Wie der SPIEGEL Anfang 1981 schrieb, soll Schubert zusammen mit Walther Kexel am 22. Dezember 1980 in der Schweiz aufgetaucht sein, um bei einem erst 16-jährigen Kameraden Waffen und Munition in Empfang zu nehmen, die Schubert an Heiligabend mit einem Schlauchboot über den Rhein in die BRD schmuggeln wollte. Bei dem Versuch, in die BRD überzusetzen, soll er von dem Schweizer Grenzwachtgefreiten Josef Arnold beobachtet worden sein. Beim Festnahmeversuch habe Schubert sowohl Josef Arnold als auch den Kantonspolizisten Walter Werli erschossen. Im Anschluss habe sich Schubert, so das abschließende Untersuchungsergebnis der Polizei, mit einem Kopfschuss selbst getötet.
Doch es bleiben Zweifel, ob sich der 23-jährige Schubert tatsächlich selbst gerichtet hat, oder ob er nicht doch beim Feuergefecht mit den Schweizer Grenzern ums Leben gekommen ist, so wie es damalige Weggefährten von Frank Schubert vermuten.
Warum sollte sich der Mann selbst richten? Er hat doch den Übertritt in die BRD geschafft ohne erwischt zu werden. Und wie hat er dann den zweiten Schweizer Grenzer erschossen? Nach seinem Kopfschuss? Alles eher unwahrscheinlich.
Hallo zusammen,
als ehemaliger Insider und ex-Kamerad von Frank Schubert und Walther Kexel kann ich dazu sagen, dass Frank noch nicht wieder auf deutschem Gebiet angelangt war. Als er entdeckt wurde, erschoss er zuerst zwei Schweizer Beamte und verletzte einen weiteren schwer. Nach diesen furchtbaren Taten war ihm klar, dass er lebenslangen Knast zu erwarten und somit keine Perspektive mehr hatte, denn in den Knast wollte er unter keinen Umständen!

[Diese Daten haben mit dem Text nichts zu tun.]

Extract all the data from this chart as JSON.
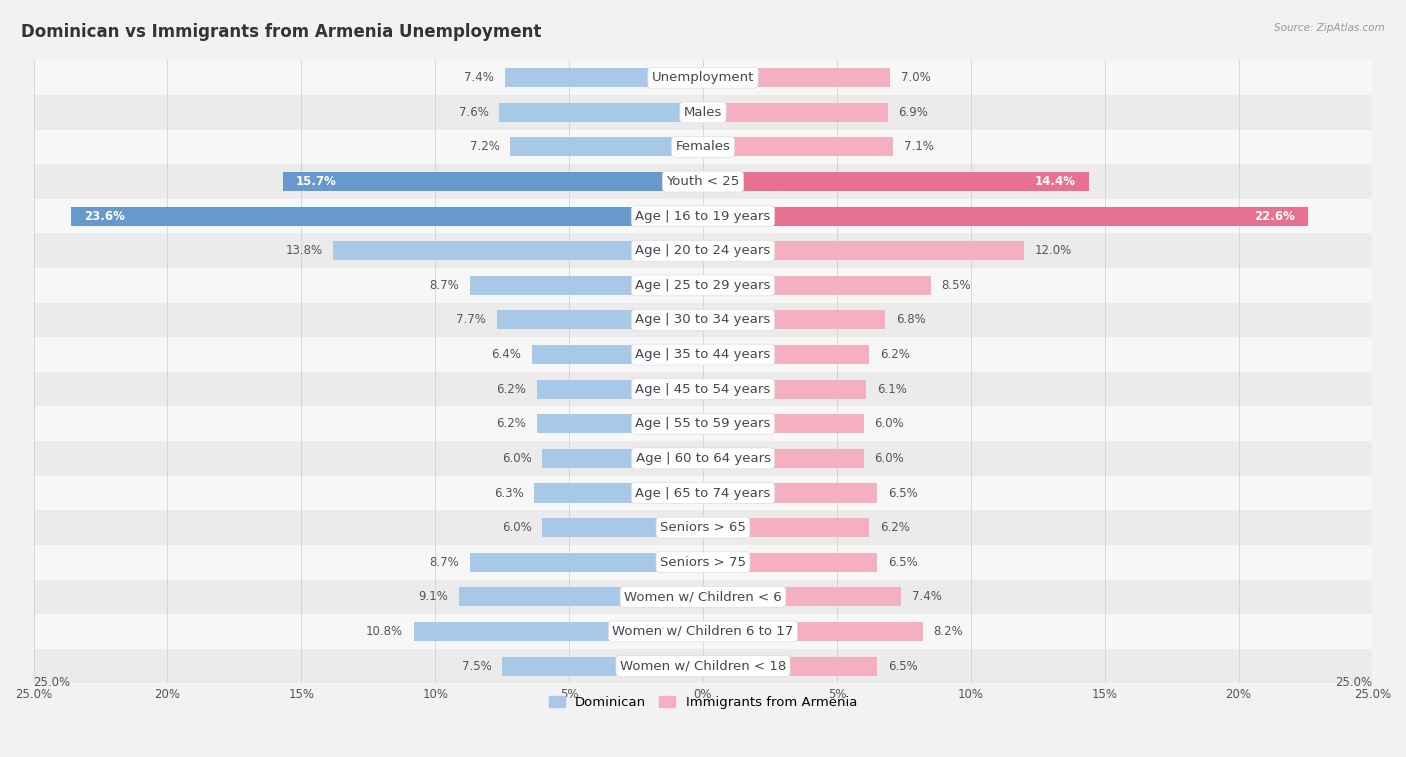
{
  "title": "Dominican vs Immigrants from Armenia Unemployment",
  "source": "Source: ZipAtlas.com",
  "categories": [
    "Unemployment",
    "Males",
    "Females",
    "Youth < 25",
    "Age | 16 to 19 years",
    "Age | 20 to 24 years",
    "Age | 25 to 29 years",
    "Age | 30 to 34 years",
    "Age | 35 to 44 years",
    "Age | 45 to 54 years",
    "Age | 55 to 59 years",
    "Age | 60 to 64 years",
    "Age | 65 to 74 years",
    "Seniors > 65",
    "Seniors > 75",
    "Women w/ Children < 6",
    "Women w/ Children 6 to 17",
    "Women w/ Children < 18"
  ],
  "dominican": [
    7.4,
    7.6,
    7.2,
    15.7,
    23.6,
    13.8,
    8.7,
    7.7,
    6.4,
    6.2,
    6.2,
    6.0,
    6.3,
    6.0,
    8.7,
    9.1,
    10.8,
    7.5
  ],
  "armenia": [
    7.0,
    6.9,
    7.1,
    14.4,
    22.6,
    12.0,
    8.5,
    6.8,
    6.2,
    6.1,
    6.0,
    6.0,
    6.5,
    6.2,
    6.5,
    7.4,
    8.2,
    6.5
  ],
  "dom_color_normal": "#a8c8e8",
  "arm_color_normal": "#f4b0c0",
  "dom_color_strong": "#6699cc",
  "arm_color_strong": "#e87090",
  "strong_rows": [
    3,
    4
  ],
  "bg_light": "#f7f7f7",
  "bg_dark": "#ebebeb",
  "xlim": 25.0,
  "bar_height": 0.55,
  "label_fontsize": 9.5,
  "title_fontsize": 12,
  "value_fontsize": 8.5,
  "xtick_labels": [
    "25.0%",
    "20%",
    "15%",
    "10%",
    "5%",
    "0%",
    "5%",
    "10%",
    "15%",
    "20%",
    "25.0%"
  ],
  "xtick_vals": [
    -25,
    -20,
    -15,
    -10,
    -5,
    0,
    5,
    10,
    15,
    20,
    25
  ]
}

Ich selbst kannte Frank seit meiner Entlassung aus der ersten U-Haft am 6.2.1980 und beging mit ihm am 3.7.1980 meinen ersten Banküberfall „für die Bewegung“. Walther Kexel war bei diesem Versuch, Waffen aus der Schweiz nach Deutschland zu schmuggeln, im Umfeld von Frank unterstützend tätig. 1982/83 war ich mit Walther ständig unterwegs und erfuhr dabei aus erster Hand, was an Heiligabend 1980 an der Schweizer Grenze passiert war.
Frank war genau wie Walther ein Pfundskerl, ein Draufgänger ohne jede Angst bei der Aktion, aber ohne Zähigkeit, eine lange Haftstrafe auszuhalten, die man als Nationalrevolutionär aber haben muss.
Mein Rat: lasst Euch unter keinen Umständen zu irgendwelchen Straftaten hinreißen oder verführen, denn diese bringen außer Leid und Verlust mit Sicherheit nichts positives.